Giant sequoia in California, United States

Ishi Giant is a giant sequoia in California, United States. It is located in Kennedy Grove, which is part of a group of eight closely spaced giant sequoia groves situated in Sequoia National Forest in the Sierra Nevada in eastern central California. It was the 14th largest giant sequoia in the world before it atrophied during the Rough Fire in 2015.

==History==
Ishi Giant was discovered by naturalist Dwight M. Willard in 1993. Naturalist Wendell D. Flint suggested naming the tree "Calavera" after the two discovered a human skull beside the tree later that same year. However, Willard chose to name the tree after Ishi, the last Yahi Yana tribesman who is believed to have been the last Native American in the United States to have lived most of his life completely outside American culture.

Before 2015, Ishi Giant measured 255 ft tall with a trunk volume of 38156 ft3, making it the fourteenth largest giant sequoia tree in the world.
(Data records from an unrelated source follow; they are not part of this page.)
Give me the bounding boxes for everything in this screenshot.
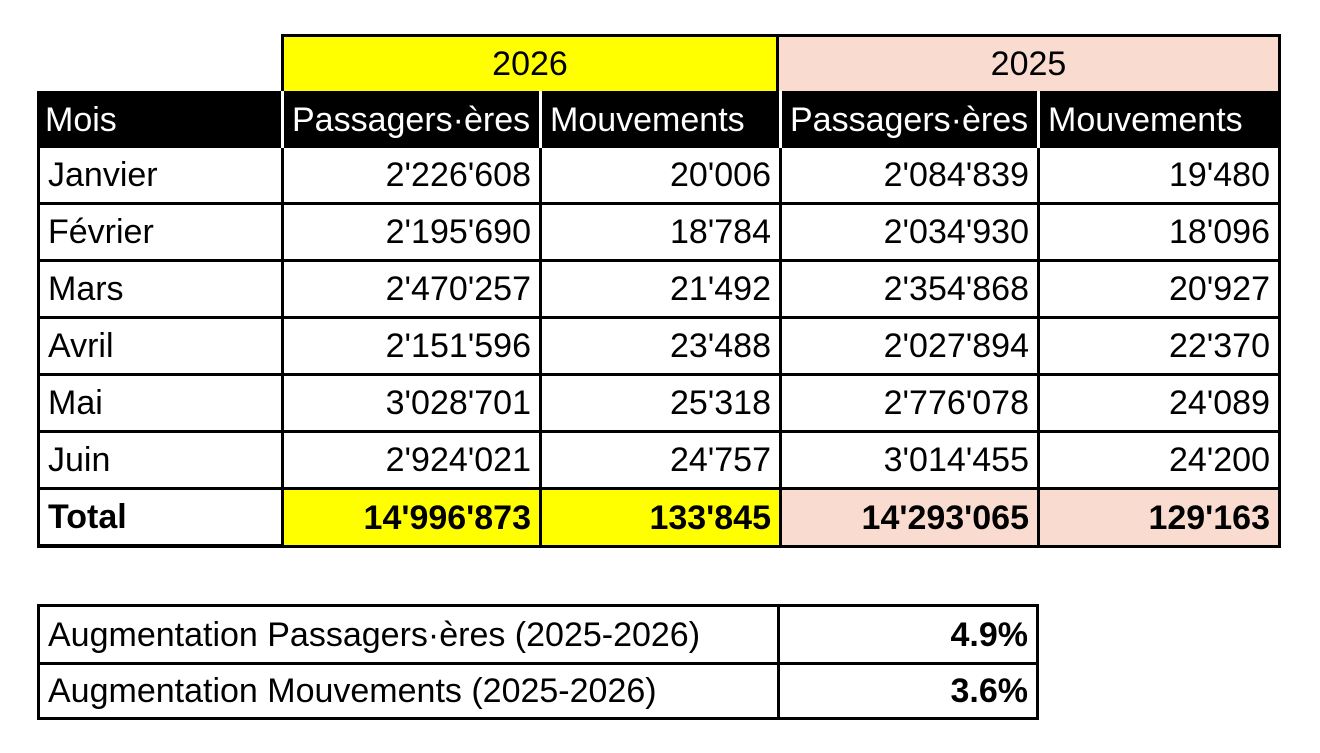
column-header-movements-2026: Mouvements <box>539 91 779 148</box>
column-header-passengers-2025: Passagers·ères <box>779 91 1037 148</box>
total-movements-2026: 133'845 <box>539 490 779 548</box>
column-header-month: Mois <box>37 91 281 148</box>
month-cell: Janvier <box>37 148 281 205</box>
month-cell: Mai <box>37 376 281 433</box>
movement-growth-label: Augmentation Mouvements (2025-2026) <box>37 662 777 720</box>
passengers-2026-cell: 3'028'701 <box>281 376 539 433</box>
column-header-passengers-2026: Passagers·ères <box>281 91 539 148</box>
movements-2026-cell: 21'492 <box>539 262 779 319</box>
movements-2025-cell: 18'096 <box>1037 205 1281 262</box>
movements-2025-cell: 24'089 <box>1037 376 1281 433</box>
passenger-growth-value: 4.9% <box>777 604 1039 662</box>
movements-2026-cell: 25'318 <box>539 376 779 433</box>
movements-2026-cell: 20'006 <box>539 148 779 205</box>
total-passengers-2026: 14'996'873 <box>281 490 539 548</box>
passengers-2026-cell: 2'151'596 <box>281 319 539 376</box>
passengers-2025-cell: 2'776'078 <box>779 376 1037 433</box>
traffic-table: 2026 2025 Mois Passagers·ères Mouvements… <box>37 34 1281 548</box>
empty-corner-cell <box>37 34 281 91</box>
movements-2025-cell: 24'200 <box>1037 433 1281 490</box>
total-movements-2025: 129'163 <box>1037 490 1281 548</box>
month-cell: Février <box>37 205 281 262</box>
month-cell: Mars <box>37 262 281 319</box>
month-cell: Juin <box>37 433 281 490</box>
passenger-growth-label: Augmentation Passagers·ères (2025-2026) <box>37 604 777 662</box>
movements-2025-cell: 22'370 <box>1037 319 1281 376</box>
passengers-2026-cell: 2'924'021 <box>281 433 539 490</box>
movement-growth-value: 3.6% <box>777 662 1039 720</box>
passengers-2026-cell: 2'226'608 <box>281 148 539 205</box>
movements-2026-cell: 18'784 <box>539 205 779 262</box>
growth-summary-table: Augmentation Passagers·ères (2025-2026) … <box>37 604 1039 720</box>
total-label: Total <box>37 490 281 548</box>
passengers-2025-cell: 2'034'930 <box>779 205 1037 262</box>
movements-2025-cell: 19'480 <box>1037 148 1281 205</box>
total-passengers-2025: 14'293'065 <box>779 490 1037 548</box>
movements-2026-cell: 23'488 <box>539 319 779 376</box>
passengers-2025-cell: 2'027'894 <box>779 319 1037 376</box>
year-header-2025: 2025 <box>779 34 1281 91</box>
passengers-2026-cell: 2'195'690 <box>281 205 539 262</box>
month-cell: Avril <box>37 319 281 376</box>
passengers-2025-cell: 2'354'868 <box>779 262 1037 319</box>
passengers-2026-cell: 2'470'257 <box>281 262 539 319</box>
passengers-2025-cell: 2'084'839 <box>779 148 1037 205</box>
movements-2025-cell: 20'927 <box>1037 262 1281 319</box>
column-header-movements-2025: Mouvements <box>1037 91 1281 148</box>
year-header-2026: 2026 <box>281 34 779 91</box>
passengers-2025-cell: 3'014'455 <box>779 433 1037 490</box>
movements-2026-cell: 24'757 <box>539 433 779 490</box>
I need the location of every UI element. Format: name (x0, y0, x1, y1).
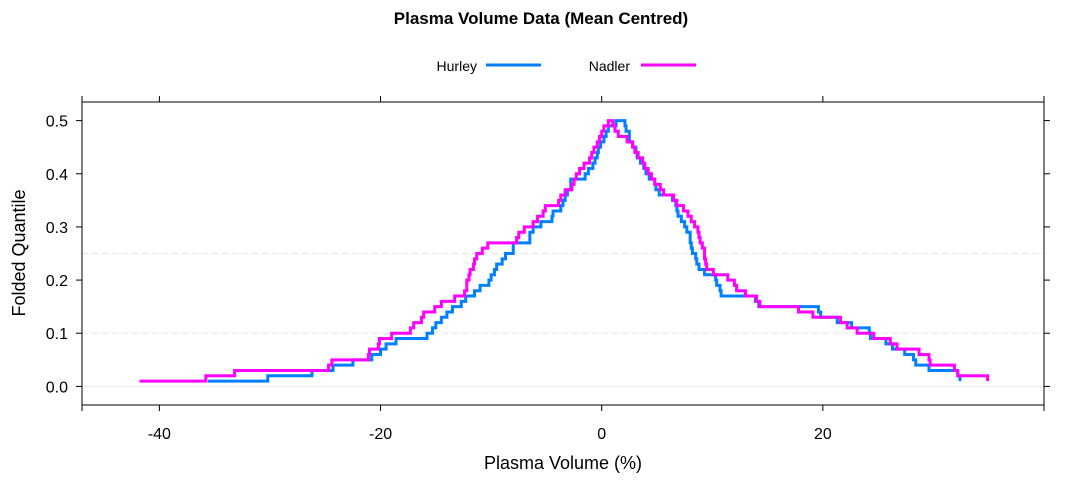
y-axis-label: Folded Quantile (9, 189, 29, 316)
series-layer (139, 119, 990, 383)
x-axis: -40 -20 0 20 (81, 96, 1045, 443)
y-tick-label: 0.1 (46, 326, 68, 343)
x-axis-label: Plasma Volume (%) (484, 453, 642, 473)
legend-label-nadler: Nadler (589, 58, 631, 74)
series-line-nadler (139, 119, 990, 383)
legend: Hurley Nadler (437, 58, 696, 74)
x-tick-label: -40 (148, 426, 171, 443)
y-axis: 0.0 0.1 0.2 0.3 0.4 0.5 (46, 114, 1050, 396)
x-tick-label: -20 (369, 426, 392, 443)
y-tick-label: 0.0 (46, 379, 68, 396)
y-tick-label: 0.2 (46, 273, 68, 290)
reference-lines (82, 253, 1044, 387)
x-tick-label: 20 (814, 426, 832, 443)
legend-label-hurley: Hurley (437, 58, 477, 74)
chart-title: Plasma Volume Data (Mean Centred) (394, 9, 688, 28)
plot-frame (81, 101, 1045, 406)
series-line-hurley (208, 119, 962, 383)
y-tick-label: 0.5 (46, 114, 68, 131)
y-tick-label: 0.3 (46, 220, 68, 237)
x-tick-label: 0 (597, 426, 606, 443)
y-tick-label: 0.4 (46, 167, 68, 184)
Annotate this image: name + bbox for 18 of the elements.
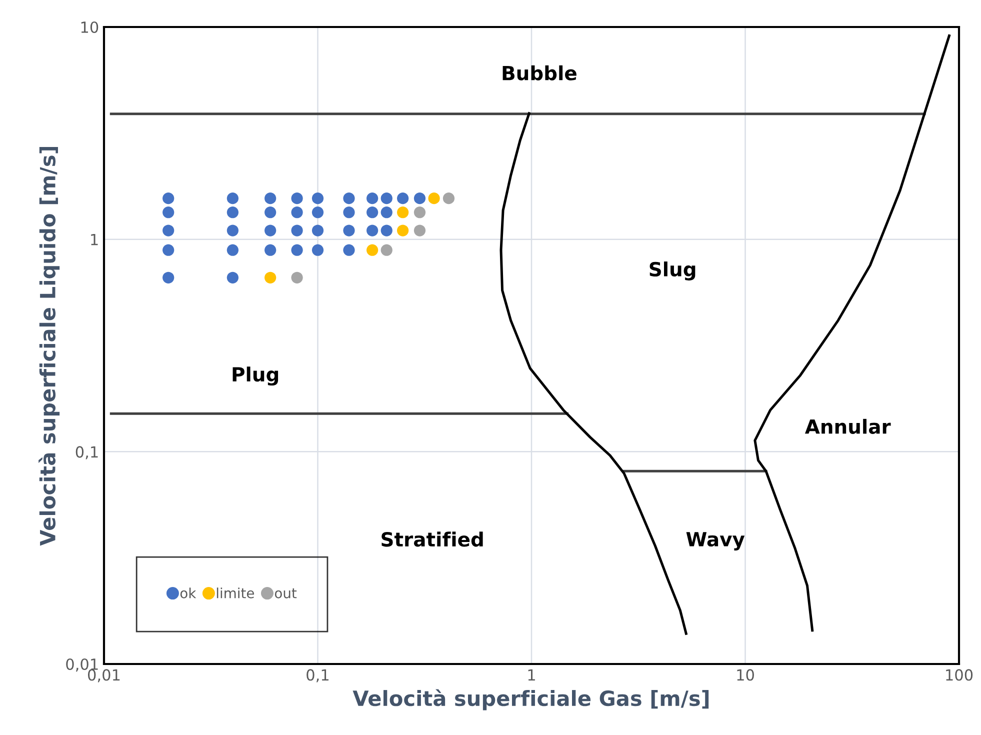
y-tick-label: 1 xyxy=(91,234,98,246)
x-tick-label: 0,1 xyxy=(306,669,328,682)
annotation: Stratified xyxy=(382,532,483,547)
annotation: Plug xyxy=(232,366,278,386)
y-tick-label: 0,1 xyxy=(76,446,98,460)
legend-label: limite xyxy=(216,588,254,598)
legend-label: out xyxy=(274,588,297,598)
x-tick-label: 100 xyxy=(946,669,973,681)
y-axis-title: Velocità superficiale Liquido [m/s] xyxy=(38,146,60,546)
annotation: Wavy xyxy=(686,532,745,550)
annotation: Slug xyxy=(650,261,696,280)
annotation: Bubble xyxy=(502,65,576,80)
x-tick-label: 1 xyxy=(528,669,535,680)
x-axis-title: Velocità superficiale Gas [m/s] xyxy=(352,689,709,710)
x-tick-label: 10 xyxy=(737,669,754,681)
y-tick-label: 10 xyxy=(81,21,98,34)
annotation: Annular xyxy=(804,418,891,434)
legend-label: ok xyxy=(180,588,196,598)
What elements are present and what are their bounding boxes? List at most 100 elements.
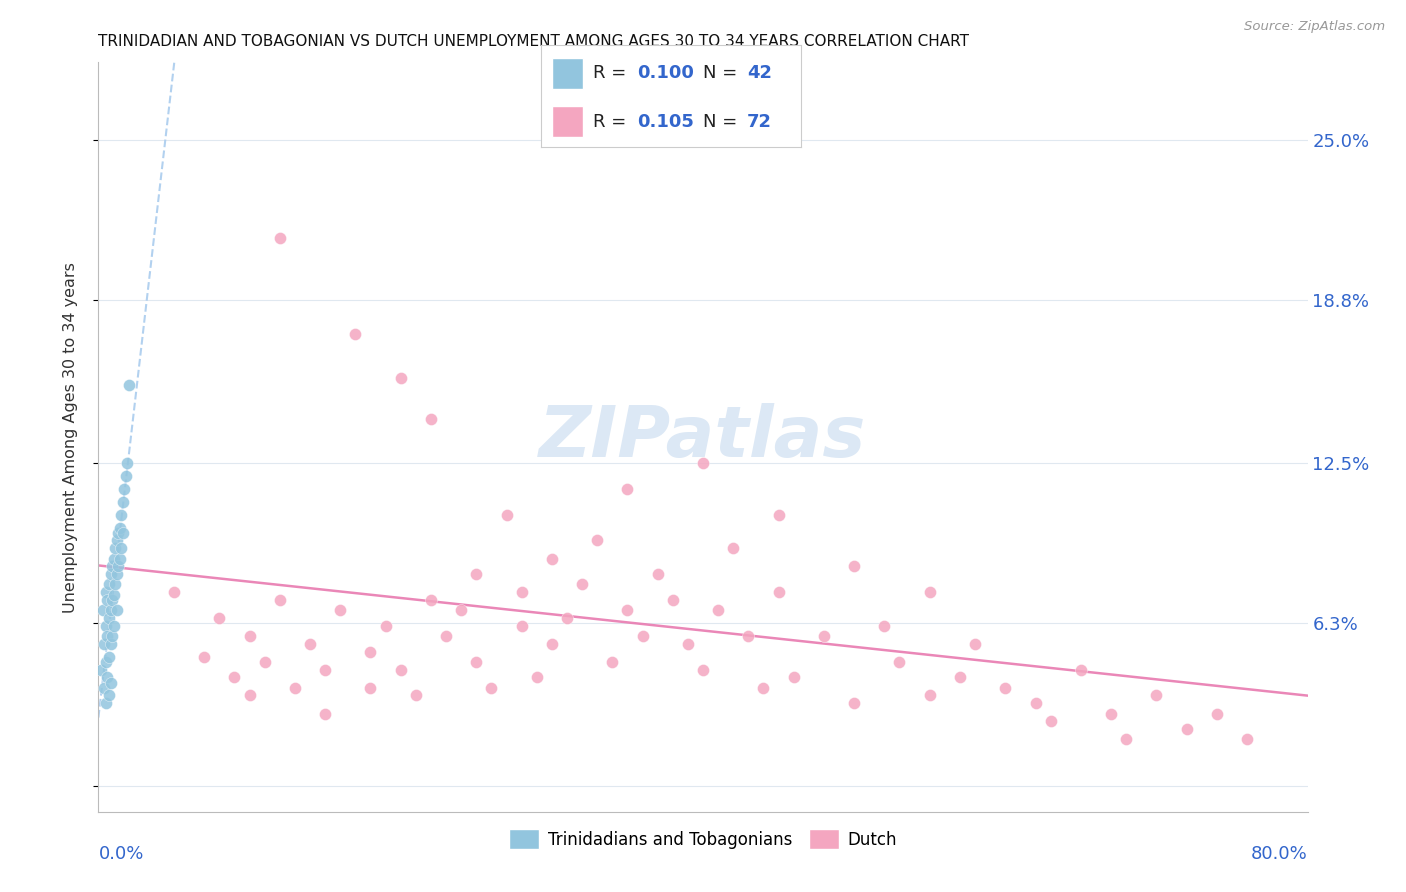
Point: [94, 618, 117, 632]
Text: ZIPatlas: ZIPatlas: [540, 402, 866, 472]
Point: [783, 670, 806, 684]
Point: [465, 655, 488, 669]
Text: 0.0%: 0.0%: [98, 846, 143, 863]
Point: [752, 681, 775, 695]
Point: [299, 637, 322, 651]
Point: [94, 696, 117, 710]
Point: [103, 588, 125, 602]
Point: [269, 592, 291, 607]
Point: [98, 611, 121, 625]
Point: [495, 508, 517, 522]
Point: [768, 585, 790, 599]
Point: [1206, 706, 1229, 721]
Text: N =: N =: [703, 64, 742, 82]
Point: [108, 520, 131, 534]
Point: [389, 663, 412, 677]
Point: [360, 644, 382, 658]
Point: [100, 567, 122, 582]
Text: 42: 42: [747, 64, 772, 82]
Point: [107, 525, 129, 540]
Text: 0.105: 0.105: [637, 112, 695, 130]
Point: [949, 670, 972, 684]
Text: N =: N =: [703, 112, 742, 130]
Point: [112, 482, 135, 496]
Point: [96, 592, 118, 607]
Point: [405, 689, 427, 703]
Text: R =: R =: [593, 112, 633, 130]
Point: [91, 603, 114, 617]
Point: [616, 603, 638, 617]
Point: [526, 670, 548, 684]
Point: [1144, 689, 1167, 703]
Point: [314, 663, 336, 677]
Point: [873, 618, 896, 632]
Point: [571, 577, 593, 591]
Point: [93, 637, 115, 651]
Point: [163, 585, 186, 599]
Point: [1024, 696, 1046, 710]
Point: [96, 670, 118, 684]
Point: [98, 649, 121, 664]
Text: 80.0%: 80.0%: [1251, 846, 1308, 863]
Point: [100, 603, 122, 617]
Point: [118, 378, 141, 392]
Point: [104, 577, 127, 591]
Point: [103, 551, 125, 566]
Point: [965, 637, 987, 651]
Point: [465, 567, 488, 582]
Point: [107, 559, 129, 574]
Point: [540, 551, 562, 566]
Point: [284, 681, 307, 695]
Point: [90, 663, 112, 677]
Point: [510, 618, 533, 632]
Point: [101, 559, 124, 574]
Point: [420, 412, 443, 426]
Text: TRINIDADIAN AND TOBAGONIAN VS DUTCH UNEMPLOYMENT AMONG AGES 30 TO 34 YEARS CORRE: TRINIDADIAN AND TOBAGONIAN VS DUTCH UNEM…: [98, 34, 969, 49]
Point: [108, 551, 131, 566]
Point: [723, 541, 745, 556]
Point: [602, 655, 624, 669]
Text: 72: 72: [747, 112, 772, 130]
Text: R =: R =: [593, 64, 633, 82]
Point: [105, 603, 128, 617]
Point: [616, 482, 638, 496]
Point: [111, 494, 134, 508]
Point: [768, 508, 790, 522]
Point: [360, 681, 382, 695]
Point: [100, 675, 122, 690]
Text: Source: ZipAtlas.com: Source: ZipAtlas.com: [1244, 20, 1385, 33]
Point: [269, 231, 291, 245]
Point: [420, 592, 443, 607]
Point: [813, 629, 835, 643]
Point: [676, 637, 699, 651]
Point: [103, 618, 125, 632]
Y-axis label: Unemployment Among Ages 30 to 34 years: Unemployment Among Ages 30 to 34 years: [63, 261, 77, 613]
Point: [1175, 722, 1198, 736]
Text: 0.100: 0.100: [637, 64, 695, 82]
Point: [586, 533, 609, 548]
Point: [98, 577, 121, 591]
Point: [737, 629, 759, 643]
Point: [105, 533, 128, 548]
Point: [374, 618, 396, 632]
Point: [94, 655, 117, 669]
Point: [104, 541, 127, 556]
Point: [224, 670, 246, 684]
Point: [631, 629, 654, 643]
Point: [1236, 732, 1258, 747]
Point: [661, 592, 683, 607]
Point: [314, 706, 336, 721]
Point: [239, 689, 262, 703]
Point: [98, 689, 121, 703]
Point: [111, 525, 134, 540]
Point: [1115, 732, 1137, 747]
Point: [94, 585, 117, 599]
Point: [918, 689, 941, 703]
Point: [481, 681, 503, 695]
Point: [434, 629, 457, 643]
Legend: Trinidadians and Tobagonians, Dutch: Trinidadians and Tobagonians, Dutch: [503, 822, 903, 855]
Point: [105, 567, 128, 582]
Point: [110, 541, 132, 556]
Point: [1039, 714, 1062, 729]
Point: [540, 637, 562, 651]
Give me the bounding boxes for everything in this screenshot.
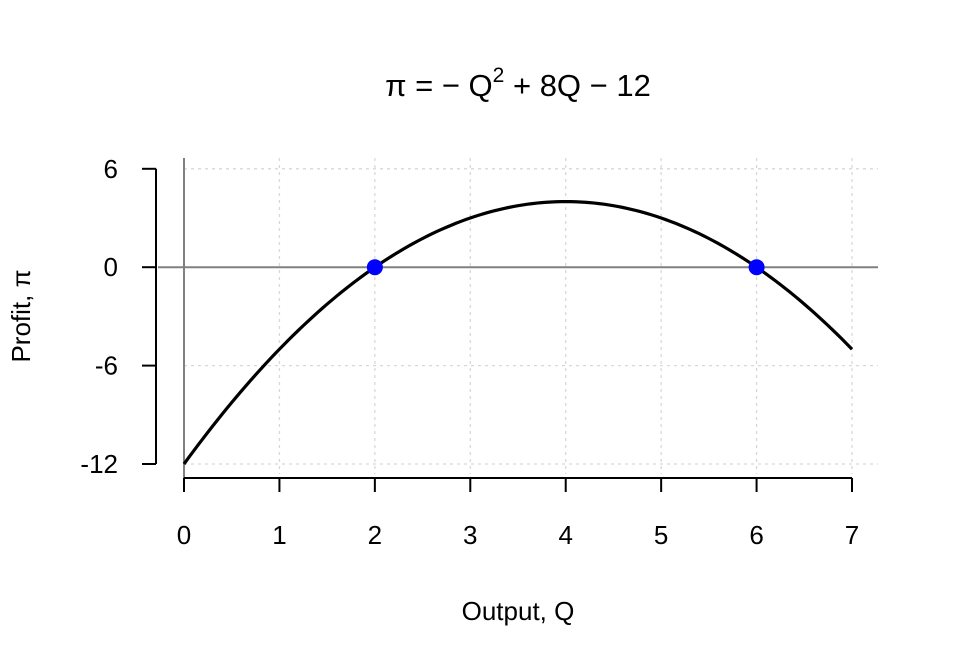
break-even-point [748, 259, 765, 276]
profit-curve [182, 200, 854, 465]
x-tick-label: 2 [368, 520, 382, 550]
chart-title: π = − Q2 + 8Q − 12 [385, 64, 651, 103]
x-tick-label: 3 [463, 520, 477, 550]
points [366, 259, 765, 276]
y-tick-label: 0 [104, 252, 118, 282]
x-tick-label: 6 [749, 520, 763, 550]
x-axis-title: Output, Q [462, 596, 575, 626]
grid [183, 158, 878, 474]
y-axis-title: Profit, π [6, 269, 36, 362]
x-tick-label: 1 [272, 520, 286, 550]
y-tick-label: -6 [95, 351, 118, 381]
chart-title-prefix: π = − Q [385, 68, 493, 103]
chart-title-superscript: 2 [493, 64, 505, 87]
series [182, 200, 854, 465]
chart-title-suffix: + 8Q − 12 [504, 68, 651, 103]
y-tick-label: 6 [104, 154, 118, 184]
x-tick-label: 7 [845, 520, 859, 550]
y-tick-label: -12 [80, 449, 118, 479]
x-tick-label: 4 [558, 520, 572, 550]
break-even-point [366, 259, 383, 276]
x-tick-label: 5 [654, 520, 668, 550]
x-tick-label: 0 [177, 520, 191, 550]
axes: -12 -6 0 6 0 1 2 3 4 5 6 7 [80, 154, 859, 550]
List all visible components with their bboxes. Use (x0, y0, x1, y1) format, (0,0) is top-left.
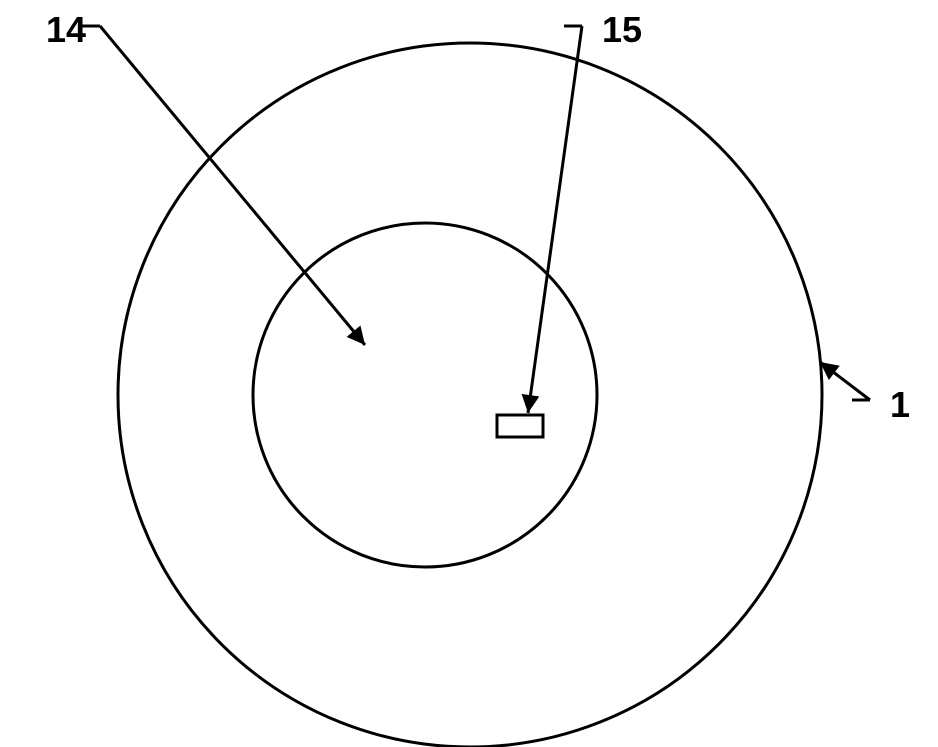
callout-label-15: 15 (602, 9, 642, 50)
callout-label-14: 14 (46, 9, 86, 50)
technical-diagram: 14 15 1 (0, 0, 938, 747)
background (0, 0, 938, 747)
callout-label-1: 1 (890, 384, 910, 425)
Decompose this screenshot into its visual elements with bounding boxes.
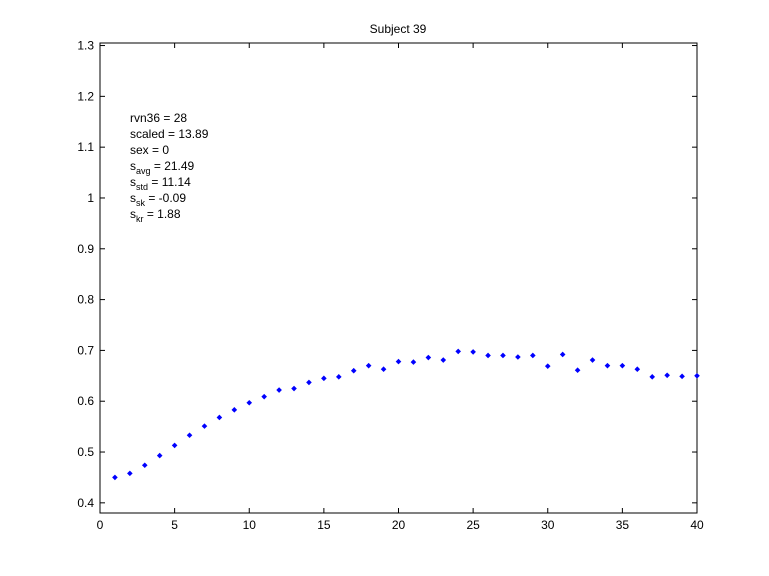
- plot-frame: [99, 42, 698, 514]
- data-point: [350, 367, 357, 374]
- data-point: [664, 372, 670, 379]
- stat-value: = 1.88: [144, 207, 181, 221]
- data-point: [694, 373, 700, 379]
- stat-value: = 28: [160, 111, 187, 125]
- stat-subscript: kr: [136, 214, 144, 224]
- stat-line: sex = 0: [130, 143, 169, 157]
- data-point: [679, 373, 685, 380]
- data-point: [544, 363, 551, 369]
- x-tick-label: 10: [243, 518, 257, 532]
- stat-subscript: std: [136, 182, 148, 192]
- stat-line: scaled = 13.89: [130, 127, 209, 141]
- x-tick-label: 35: [616, 518, 630, 532]
- data-point: [395, 358, 402, 365]
- data-point: [589, 357, 596, 363]
- data-point: [246, 399, 253, 406]
- y-tick-label: 1.2: [77, 89, 94, 103]
- stat-value: = -0.09: [145, 191, 186, 205]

The trunk of tree featured a large, deep burn scar on its southern face with two large "buttresses" on either side of its trunk. The crown of the tree was concentrated almost exclusively around the top third of its total height.

In 2015, the tree lost significant trunk volume, over 27 ft in height, and over half of its crown during the Rough Fire. A new volume and height estimate is needed to determine its current size.